Il y a longtemps déjà, j'eus la chance de découvrir un très ancien ouvrage. Pour être honnête, je serais bien en peine d'indiquer à quelle époque il parut. Le fait est qu'il tombait littéralement en poussière : sa reliure était décousue, et ses pages, parcheminées et empreintes d'une humidité persistante, se décomposaient.
En temps normal, je n'y aurais pas accordé la moindre attention. Mais, de la couverture arrachée, on pouvait lire une large partie d'un feuillet, qui contenait des vers. Et c'est eux qui, étrangement, m'attirèrent.
Il faut dire tout de suite qu'après examen ces pages ne m'ont pas semblé correctement ordonnées, de sorte qu'il y avait là un mystère supplémentaire.
En outre, le livre, qui n'était pas fort épais, ne présentait pas de traces d'imprimerie. L'ensemble était rédigé, visiblement à la main, dans une fort belle calligraphie, qui s'approchait du gothique.
Je me suis pris alors au jeu de la reconstitution : délicatement, j'ai pu isoler certaines parties encore lisibles.
L'ensemble devait être une sorte de pièce, ou de mythe, poétique, sur le thème, bien connu, du vampirisme et de Dracula. Il y avait malgré tout d'importantes différences – si du moins mes efforts de lecture ne m'ont pas trompé.
Sur la première page, qui attira tant mon attention, on pouvait encore deviner, en haut, la citation suivante, tiré du chant III de l'Enfer de Dante :
Lasciate ogne speranza, voi ch'intrate.
Suivait un morceau, composé comme une variation sur ce sujet, et intitulé : « Les Portes de l'Enfer ».

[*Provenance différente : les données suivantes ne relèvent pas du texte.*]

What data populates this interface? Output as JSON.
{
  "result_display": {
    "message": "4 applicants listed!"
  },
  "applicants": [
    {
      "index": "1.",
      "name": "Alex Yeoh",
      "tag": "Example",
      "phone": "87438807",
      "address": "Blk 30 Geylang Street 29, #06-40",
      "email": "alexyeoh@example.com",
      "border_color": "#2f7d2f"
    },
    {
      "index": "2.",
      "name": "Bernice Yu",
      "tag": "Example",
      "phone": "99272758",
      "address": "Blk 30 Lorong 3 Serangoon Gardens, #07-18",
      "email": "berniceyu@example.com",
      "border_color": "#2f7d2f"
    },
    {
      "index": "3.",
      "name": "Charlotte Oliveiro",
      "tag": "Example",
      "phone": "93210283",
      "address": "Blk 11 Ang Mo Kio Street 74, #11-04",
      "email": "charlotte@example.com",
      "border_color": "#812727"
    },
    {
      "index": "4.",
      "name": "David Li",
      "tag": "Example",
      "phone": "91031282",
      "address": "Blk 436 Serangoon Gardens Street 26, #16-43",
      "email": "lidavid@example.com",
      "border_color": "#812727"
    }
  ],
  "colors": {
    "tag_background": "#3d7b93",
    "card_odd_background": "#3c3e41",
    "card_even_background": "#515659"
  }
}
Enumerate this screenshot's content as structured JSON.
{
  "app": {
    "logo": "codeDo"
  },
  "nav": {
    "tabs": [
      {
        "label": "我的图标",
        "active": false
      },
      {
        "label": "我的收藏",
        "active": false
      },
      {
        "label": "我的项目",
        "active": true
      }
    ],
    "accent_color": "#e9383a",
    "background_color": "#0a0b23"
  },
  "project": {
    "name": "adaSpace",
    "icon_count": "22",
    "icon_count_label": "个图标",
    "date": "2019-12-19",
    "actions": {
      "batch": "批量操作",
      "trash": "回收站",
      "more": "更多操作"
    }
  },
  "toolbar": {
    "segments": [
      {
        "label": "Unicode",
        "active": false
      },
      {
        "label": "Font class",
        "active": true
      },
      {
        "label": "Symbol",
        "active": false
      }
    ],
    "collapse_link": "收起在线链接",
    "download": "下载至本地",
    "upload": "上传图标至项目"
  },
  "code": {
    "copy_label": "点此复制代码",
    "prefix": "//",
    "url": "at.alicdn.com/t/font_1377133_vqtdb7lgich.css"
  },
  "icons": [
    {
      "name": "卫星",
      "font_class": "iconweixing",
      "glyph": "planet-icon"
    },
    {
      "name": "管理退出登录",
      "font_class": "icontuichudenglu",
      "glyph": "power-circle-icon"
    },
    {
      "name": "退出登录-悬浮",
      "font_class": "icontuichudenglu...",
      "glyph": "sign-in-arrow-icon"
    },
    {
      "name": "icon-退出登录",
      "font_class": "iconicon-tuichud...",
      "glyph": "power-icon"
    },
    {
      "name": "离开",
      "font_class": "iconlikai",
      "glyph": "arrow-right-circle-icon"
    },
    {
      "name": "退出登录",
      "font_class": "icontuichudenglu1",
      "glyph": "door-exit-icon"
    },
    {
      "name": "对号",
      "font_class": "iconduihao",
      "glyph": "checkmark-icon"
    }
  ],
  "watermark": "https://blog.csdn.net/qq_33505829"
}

Pensant que cela pourrait vous plaire, ou vous intéresser, je vous en propose ici la retranscription.
Les Portes de l'Enfer
Quittez toute espérance, au delà de ce seuil
La mort est sans repos, et sans fin la tristesse
Ce Royaume est celui de la peur et du deuil
Nous serons sans pitié devant votre faiblesse
Craignez, pauvres mortels, d'être arrivés si loin
Le sang seul en ce lieu peut encore vous sauver
Fuyez sans un regard pour vos hideux défunts
Ils sombreront bientôt dans l'histoire, oubliés
Et vous, âmes trainées en cet endroit maudit
Exsangues et meurtries, savourez cet instant
Les plaisirs désormais vous seront interdits
Vos chairs seront brisées jusqu'à la fin des temps.
N'espérez ni répit ni pitié ni salut
La main du Diable ignore toute miséricorde
En ses griffes tout homme aussi puissant qu'il fût
Ne peut que se soumettre aux tourments de ses hordes.